Abstract
In this study, three commonly used methods for oxidative etching of
diamond {1 1 1} faces are compared: gas phase etching using `dry' oxygen,
gas phase etching using an oxygen/water vapour mixture and liquid etching
in molten potassium nitrate. The synthetic diamond surfaces are prepared
by cleavage. The morphology of the surfaces is studied using atomic force
microscopy and the kinetics of the reactions is determined by measuring
the decrease in thickness of the diamond. The atomic arrangement of the
{1 1 1} surfaces etched in oxygen/water is studied using surface X-ray
diffraction. Upon dry oxygen etching, the {1 1 1} faces are roughened and
become morphologically unstable. This observation conflicts with standard
theory, which predicts {1 1 1} to be a stable F-face that should etch via
a layer mechanism. A possible explanation for this is chemical roughening.

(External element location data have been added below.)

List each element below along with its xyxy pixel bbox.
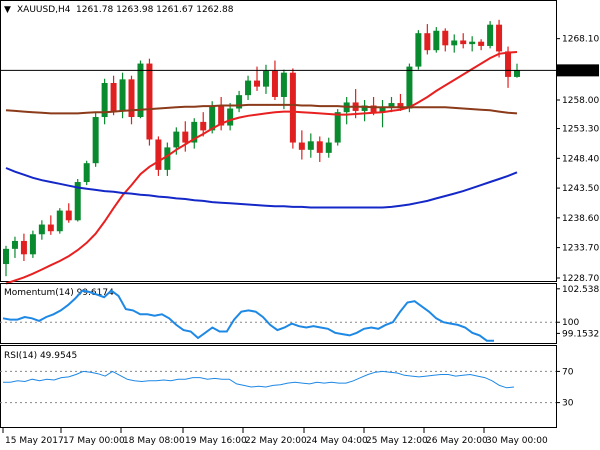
candle-body: [487, 24, 494, 46]
candle-body: [433, 30, 440, 51]
candle-body: [146, 63, 153, 140]
header-dropdown-icon[interactable]: ▼: [4, 5, 11, 15]
candle-body: [191, 121, 198, 143]
candle-body: [110, 83, 117, 111]
current-price-box: [557, 64, 599, 77]
ma-slow-line: [5, 167, 518, 209]
candle-body: [397, 103, 404, 109]
momentum-title: Momentum(14) 99.6174: [4, 288, 114, 298]
candle-body: [83, 163, 90, 183]
candle-body: [236, 95, 243, 109]
candle-body: [325, 142, 332, 153]
rsi-line: [3, 370, 515, 389]
candle-body: [20, 240, 27, 255]
candle-body: [155, 139, 162, 170]
chart-ohlc: 1261.78 1263.98 1261.67 1262.88: [76, 5, 234, 15]
candle-body: [514, 70, 520, 77]
candle-body: [245, 80, 252, 96]
candle-body: [505, 51, 512, 77]
candles: [3, 19, 520, 277]
chart-symbol: XAUUSD,H4: [17, 5, 71, 15]
price-tick-label: 1238.60: [562, 214, 599, 224]
candle-body: [11, 240, 18, 249]
candle-body: [280, 72, 287, 97]
main-chart-frame: [0, 0, 557, 282]
candle-body: [361, 105, 368, 111]
candle-body: [289, 72, 296, 143]
candle-body: [442, 30, 449, 46]
candle-body: [379, 107, 386, 113]
time-tick-label: 25 May 12:00: [366, 436, 428, 446]
price-tick-label: 1258.00: [562, 96, 599, 106]
time-tick-label: 15 May 2017: [5, 436, 64, 446]
candle-body: [173, 131, 180, 148]
candle-body: [406, 66, 413, 109]
current-price-label: 1262.88: [562, 66, 599, 76]
time-tick-label: 30 May 00:00: [486, 436, 548, 446]
candle-body: [3, 248, 9, 265]
time-tick-label: 24 May 04:00: [306, 436, 368, 446]
candle-body: [182, 131, 189, 143]
candle-body: [334, 112, 341, 143]
candle-body: [29, 234, 36, 255]
time-tick-label: 22 May 20:00: [245, 436, 307, 446]
momentum-line: [2, 289, 494, 342]
candle-body: [65, 210, 72, 221]
candle-body: [424, 33, 431, 51]
candle-body: [254, 80, 261, 87]
rsi-tick-label: 70: [562, 367, 574, 377]
candle-body: [38, 224, 45, 235]
candle-body: [298, 142, 305, 150]
rsi-panel-frame: [0, 345, 557, 428]
momentum-tick-label: 100: [562, 318, 579, 328]
candle-body: [128, 79, 135, 118]
time-tick-label: 18 May 08:00: [123, 436, 185, 446]
price-tick-label: 1243.50: [562, 184, 599, 194]
candle-body: [316, 141, 323, 153]
candle-body: [496, 24, 503, 52]
candle-body: [92, 117, 99, 164]
price-tick-label: 1228.70: [562, 274, 599, 284]
time-tick-label: 19 May 16:00: [185, 436, 247, 446]
rsi-axis: 70 30: [0, 367, 574, 409]
ma-mid-line: [5, 103, 518, 115]
candle-body: [415, 33, 422, 67]
ma-fast-line: [5, 51, 518, 285]
price-tick-label: 1248.40: [562, 154, 599, 164]
candle-body: [56, 210, 63, 232]
momentum-panel-frame: [0, 283, 557, 344]
candle-body: [451, 40, 458, 46]
candle-body: [271, 70, 278, 97]
candle-body: [460, 40, 467, 45]
moving-averages: [5, 51, 518, 285]
candle-body: [200, 121, 207, 131]
candle-body: [218, 106, 225, 126]
candle-body: [74, 182, 81, 221]
candle-body: [137, 63, 144, 118]
price-tick-label: 1233.70: [562, 244, 599, 254]
candle-body: [119, 79, 126, 111]
time-tick-label: 17 May 00:00: [63, 436, 125, 446]
momentum-tick-label: 99.1532: [562, 329, 599, 339]
candle-body: [370, 105, 377, 113]
candle-body: [388, 103, 395, 108]
candle-body: [307, 141, 314, 150]
rsi-tick-label: 30: [562, 399, 574, 409]
candle-body: [47, 224, 54, 232]
candle-body: [101, 83, 108, 118]
rsi-title: RSI(14) 49.9545: [4, 351, 77, 361]
price-tick-label: 1253.30: [562, 125, 599, 135]
candle-body: [164, 147, 171, 170]
time-tick-label: 26 May 20:00: [426, 436, 488, 446]
candle-body: [262, 70, 269, 87]
candle-body: [478, 41, 485, 46]
momentum-tick-label: 102.5385: [562, 285, 600, 295]
price-tick-label: 1268.10: [562, 35, 599, 45]
candle-body: [469, 41, 476, 45]
candle-body: [209, 106, 216, 131]
candle-body: [227, 108, 234, 126]
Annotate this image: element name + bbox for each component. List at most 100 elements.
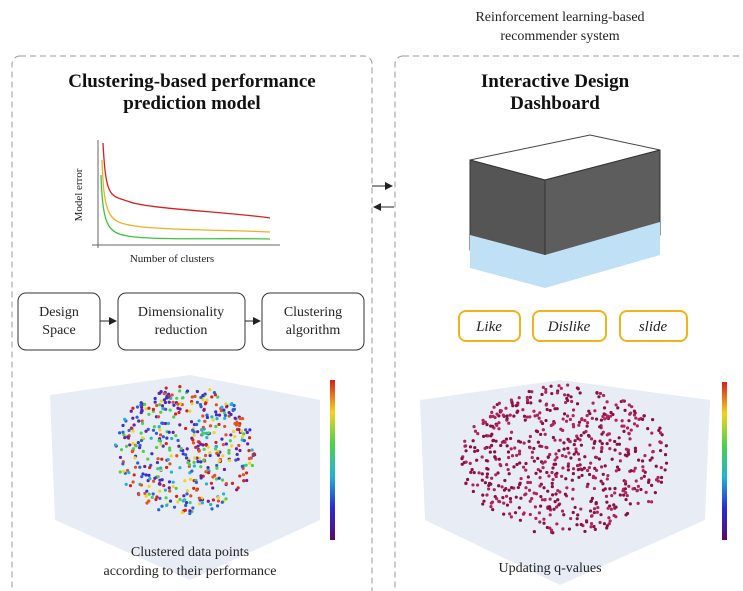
scatter-point (589, 525, 592, 528)
scatter-point (176, 439, 179, 442)
scatter-point (121, 431, 124, 434)
scatter-point (595, 502, 598, 505)
scatter-point (172, 481, 175, 484)
scatter-point (169, 409, 172, 412)
scatter-point (587, 410, 590, 413)
scatter-point (172, 415, 175, 418)
scatter-point (157, 508, 160, 511)
scatter-point (147, 413, 150, 416)
scatter-point (145, 495, 148, 498)
scatter-point (248, 428, 251, 431)
scatter-point (647, 479, 650, 482)
scatter-point (211, 486, 214, 489)
scatter-point (560, 475, 563, 478)
scatter-point (622, 430, 625, 433)
scatter-point (221, 478, 224, 481)
scatter-point (595, 469, 598, 472)
scatter-point (246, 442, 249, 445)
scatter-point (185, 492, 188, 495)
scatter-point (212, 498, 215, 501)
step-box (118, 293, 245, 350)
scatter-point (511, 402, 514, 405)
scatter-point (589, 509, 592, 512)
scatter-point (506, 414, 509, 417)
scatter-point (563, 412, 566, 415)
scatter-point (160, 390, 163, 393)
scatter-point (198, 497, 201, 500)
scatter-point (614, 515, 617, 518)
scatter-point (491, 508, 494, 511)
scatter-point (547, 455, 550, 458)
scatter-point (155, 446, 158, 449)
scatter-point (161, 422, 164, 425)
scatter-point (544, 388, 547, 391)
scatter-point (147, 485, 150, 488)
scatter-point (224, 433, 227, 436)
scatter-point (538, 444, 541, 447)
scatter-point (512, 415, 515, 418)
scatter-point (188, 410, 191, 413)
scatter-point (599, 392, 602, 395)
scatter-point (601, 415, 604, 418)
scatter-point (498, 458, 501, 461)
scatter-point (524, 462, 527, 465)
scatter-point (550, 392, 553, 395)
scatter-point (549, 513, 552, 516)
scatter-point (522, 513, 525, 516)
scatter-point (164, 496, 167, 499)
scatter-point (607, 432, 610, 435)
scatter-point (133, 423, 136, 426)
scatter-point (567, 394, 570, 397)
scatter-point (184, 427, 187, 430)
scatter-point (598, 439, 601, 442)
scatter-point (592, 525, 595, 528)
scatter-point (141, 422, 144, 425)
scatter-point (481, 479, 484, 482)
scatter-point (135, 444, 138, 447)
scatter-point (534, 517, 537, 520)
diagram: Reinforcement learning-based recommender… (0, 0, 743, 591)
scatter-point (482, 435, 485, 438)
scatter-point (551, 478, 554, 481)
scatter-point (214, 441, 217, 444)
scatter-point (161, 404, 164, 407)
scatter-point (209, 503, 212, 506)
scatter-point (585, 520, 588, 523)
scatter-point (247, 449, 250, 452)
scatter-point (205, 482, 208, 485)
scatter-point (238, 474, 241, 477)
scatter-point (186, 447, 189, 450)
scatter-point (193, 395, 196, 398)
scatter-point (502, 513, 505, 516)
scatter-point (542, 522, 545, 525)
scatter-point (215, 477, 218, 480)
scatter-point (647, 500, 650, 503)
scatter-point (162, 435, 165, 438)
scatter-point (231, 482, 234, 485)
scatter-point (541, 466, 544, 469)
scatter-point (237, 486, 240, 489)
scatter-point (141, 472, 144, 475)
scatter-point (605, 526, 608, 529)
scatter-point (606, 477, 609, 480)
scatter-point (138, 466, 141, 469)
scatter-point (609, 415, 612, 418)
scatter-point (159, 433, 162, 436)
scatter-point (181, 396, 184, 399)
scatter-point (207, 471, 210, 474)
scatter-point (162, 484, 165, 487)
scatter-point (481, 493, 484, 496)
scatter-point (651, 418, 654, 421)
scatter-point (168, 401, 171, 404)
scatter-point (144, 407, 147, 410)
scatter-point (201, 414, 204, 417)
scatter-point (595, 418, 598, 421)
scatter-point (508, 472, 511, 475)
scatter-point (538, 411, 541, 414)
scatter-point (131, 450, 134, 453)
scatter-point (213, 391, 216, 394)
scatter-point (527, 440, 530, 443)
scatter-point (460, 457, 463, 460)
scatter-point (577, 476, 580, 479)
scatter-point (561, 509, 564, 512)
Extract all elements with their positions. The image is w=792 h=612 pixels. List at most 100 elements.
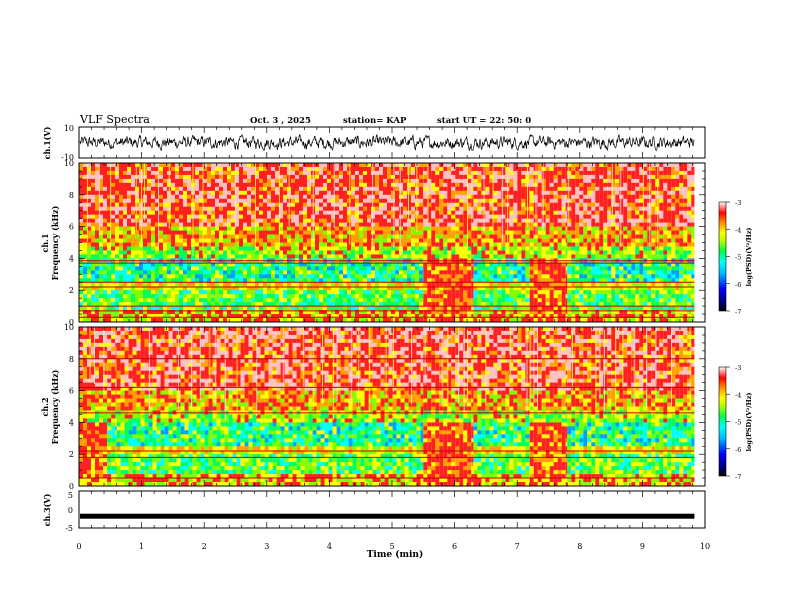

The addition of water vapour to the oxygen has a dramatic effect on the
etching mechanism of the {1 1 1} faces. Now etching proceeds via a layer
mechanism involving monoatomic steps. Shallow etch pits are formed, of
which the slope increases for increasing etching temperature. Surface X-ray
diffraction experiments show that the surface is ¯OH terminated. For
potassium nitrate etching, the {1 1 1} face etches also via a layer mechanism
and triangular etch pits with rounded corners are formed, having point
or flat bottoms. This etching technique appears to be the best method to
reveal different types of defects ending on diamond {1 1 1} surfaces.